Dimensionality reduction
| Method | Linear | Local | Global | Scales well | Typical use |
|---|---|---|---|---|---|
| PCA | ✓ | ✗ | ✓ | ✓✓✓ | Baseline, preprocessing |
| t-SNE | ✗ | ✓✓✓ | ✗ | ✗ | excells in local |
| UMAP | ✗ | ✓✓ | ✓ | ✓✓ | General-purpose |
| TRIMAP | ✗ | ✓✓ | ✓✓ | ✓✓ | global triplets |
| PaCMAP | ✗ | ✓✓ | ✓✓ | ✓✓✓ | good alround |
| LocalMAP | ✗ | ✓✓ | ✓✓ | ✓✓✓ | good alround |
| LLE | ✗ | ✓✓ | ✗ | ✗ | ... |
PCA — Principal Component Analysis
Category: Linear
Preserves: Global variance
Scales to: Very large datasets
Summary
PCA projects the data onto orthogonal axes that maximize variance.

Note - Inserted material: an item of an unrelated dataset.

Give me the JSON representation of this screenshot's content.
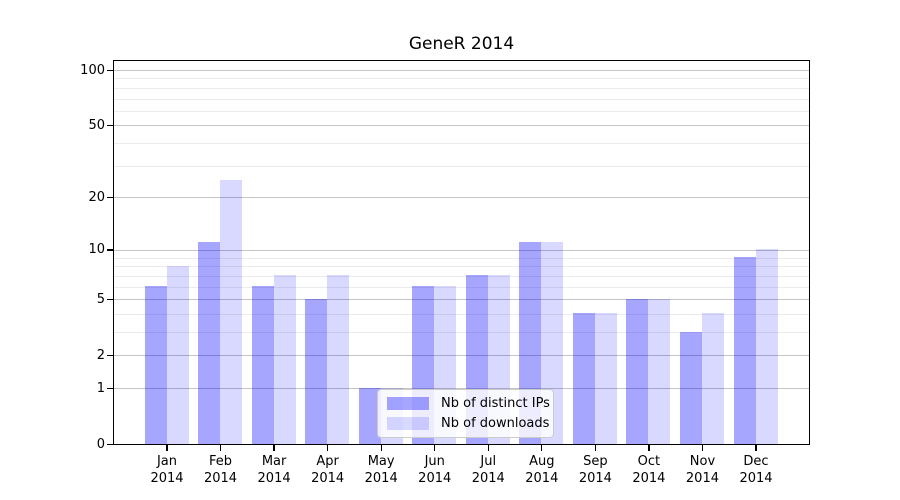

It provides a linear approximation of the data and is often used as a baseline method or as a preprocessing step prior to nonlinear dimensionality reduction.
In k-mer ordination, PCA captures dominant compositional gradients but may fail to represent nonlinear relationships between samples.
Reference
Pearson, K. (1901)
On Lines and Planes of Closest Fit to Systems of Points in Space
Philosophical Magazine
DOI: 10.1080/14786440109462720
UMAP — Uniform Manifold Approximation and Projection
Category: Nonlinear, manifold learning
Preserves: Local structure, with limited global structure preservation
Scales to: Large datasets
Summary
UMAP constructs a fuzzy topological representation of the high-dimensional data and optimizes a low-dimensional embedding that preserves local neighborhood relationships. Compared to t-SNE, UMAP generally offers better runtime performance and improved preservation of global structure.

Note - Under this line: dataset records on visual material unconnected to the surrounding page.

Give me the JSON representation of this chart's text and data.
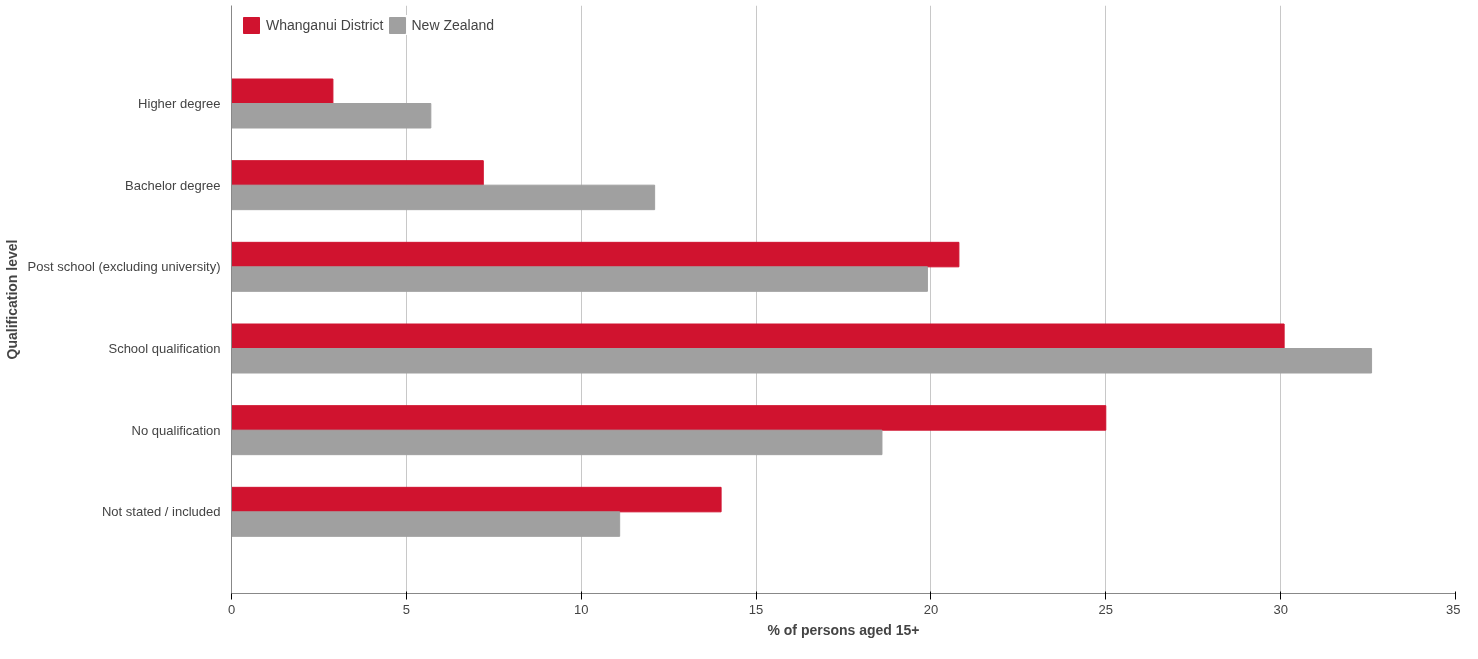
{
  "chart_data": {
    "type": "bar",
    "orientation": "horizontal",
    "xlabel": "% of persons aged 15+",
    "ylabel": "Qualification level",
    "categories": [
      "Higher degree",
      "Bachelor degree",
      "Post school (excluding university)",
      "School qualification",
      "No qualification",
      "Not stated / included"
    ],
    "series": [
      {
        "name": "Whanganui District",
        "color": "#d0132f",
        "values": [
          2.9,
          7.2,
          20.8,
          30.1,
          25.0,
          14.0
        ]
      },
      {
        "name": "New Zealand",
        "color": "#a0a0a0",
        "values": [
          5.7,
          12.1,
          19.9,
          32.6,
          18.6,
          11.1
        ]
      }
    ],
    "xlim": [
      0,
      35
    ],
    "xticks": [
      0,
      5,
      10,
      15,
      20,
      25,
      30,
      35
    ],
    "grid": "x",
    "legend": "top left"
  }
}
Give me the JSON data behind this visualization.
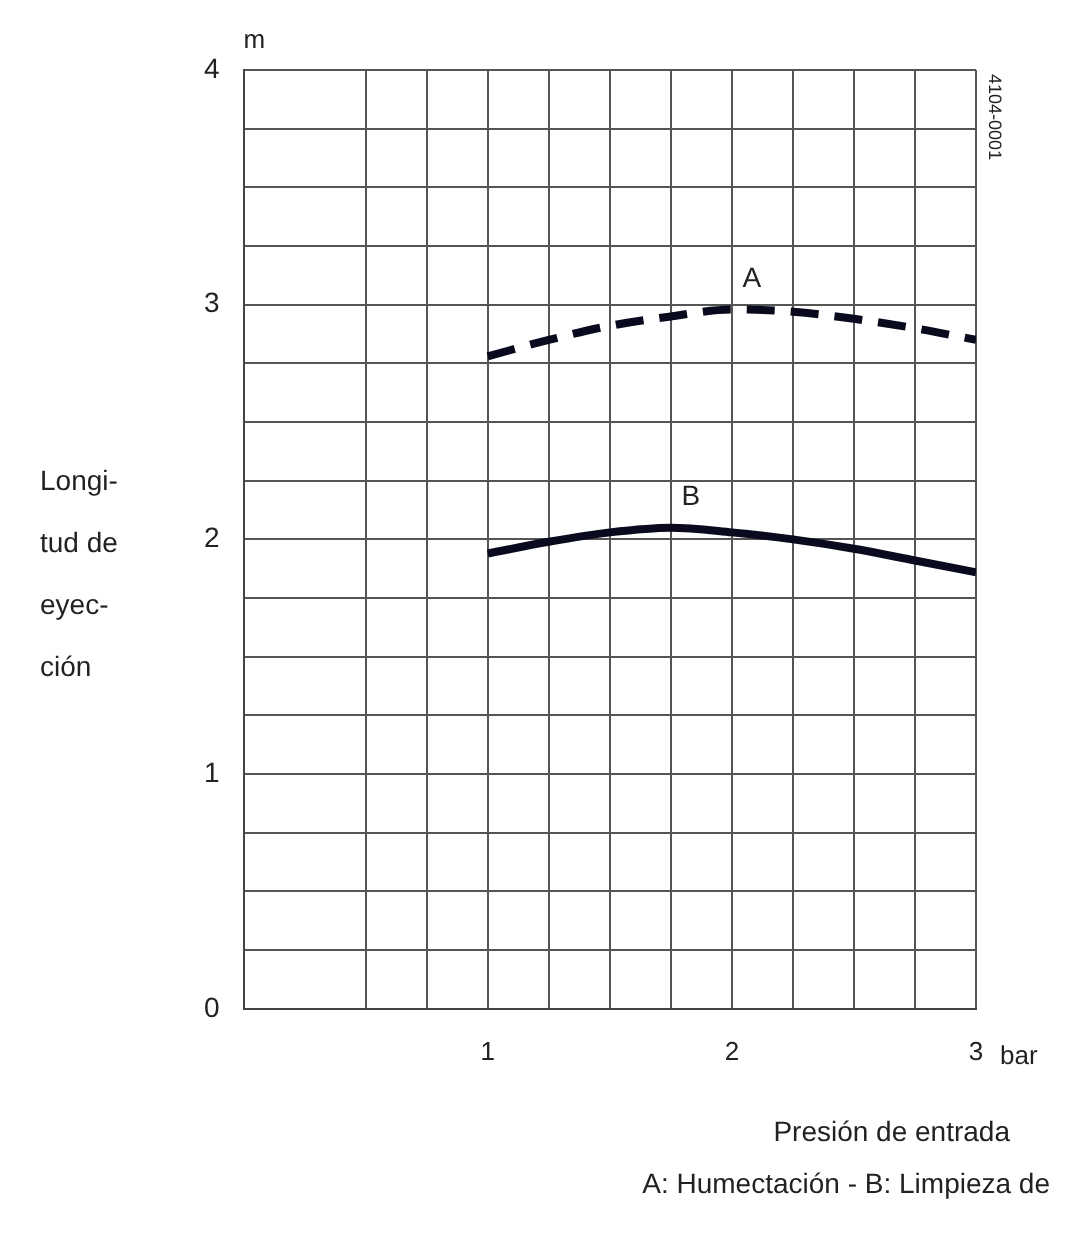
{
  "chart_data": {
    "type": "line",
    "ylabel": "Longi-\ntud de\neyec-\nción",
    "xlabel": "Presión de entrada",
    "annotations": [
      "m",
      "bar",
      "A: Humectación - B: Limpieza de",
      "4104-0001"
    ],
    "x": [
      1,
      1.25,
      1.5,
      1.75,
      2,
      2.25,
      2.5,
      2.75,
      3
    ],
    "series": [
      {
        "name": "A",
        "color": "#0a0a1e",
        "line_style": "dashed",
        "values": [
          2.78,
          2.85,
          2.91,
          2.95,
          2.98,
          2.97,
          2.94,
          2.9,
          2.85
        ]
      },
      {
        "name": "B",
        "color": "#0a0a1e",
        "line_style": "solid",
        "values": [
          1.94,
          1.99,
          2.03,
          2.05,
          2.03,
          2.0,
          1.96,
          1.91,
          1.86
        ]
      }
    ],
    "xlim": [
      0,
      3
    ],
    "xticks": [
      {
        "value": 0.5,
        "label": null
      },
      {
        "value": 0.75,
        "label": null
      },
      1,
      {
        "value": 1.25,
        "label": null
      },
      {
        "value": 1.5,
        "label": null
      },
      {
        "value": 1.75,
        "label": null
      },
      2,
      {
        "value": 2.25,
        "label": null
      },
      {
        "value": 2.5,
        "label": null
      },
      {
        "value": 2.75,
        "label": null
      },
      3
    ],
    "ylim": [
      0,
      4
    ],
    "yticks": [
      0,
      {
        "value": 0.25,
        "label": null
      },
      {
        "value": 0.5,
        "label": null
      },
      {
        "value": 0.75,
        "label": null
      },
      1,
      {
        "value": 1.25,
        "label": null
      },
      {
        "value": 1.5,
        "label": null
      },
      {
        "value": 1.75,
        "label": null
      },
      2,
      {
        "value": 2.25,
        "label": null
      },
      {
        "value": 2.5,
        "label": null
      },
      {
        "value": 2.75,
        "label": null
      },
      3,
      {
        "value": 3.25,
        "label": null
      },
      {
        "value": 3.5,
        "label": null
      },
      {
        "value": 3.75,
        "label": null
      },
      4
    ],
    "grid": true,
    "legend": false,
    "marker": "none"
  }
}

UMAP is well suited for large k-mer count matrices where local similarity between sequences is biologically meaningful.
Reference
McInnes, L., Healy, J., & Melville, J. (2018)
UMAP: Uniform Manifold Approximation and Projection for Dimension Reduction
arXiv DOI: 10.48550/arXiv.1802.0342
t-SNE — t-distributed Stochastic Neighbor Embedding
Category: Nonlinear, probabilistic
Preserves: Local structure
Scales to: Small–medium datasets
Summary
t-SNE models pairwise similarities as probability distributions and minimizes their divergence between high- and low-dimensional spaces. It excels at revealing local clusters but does not preserve global distances.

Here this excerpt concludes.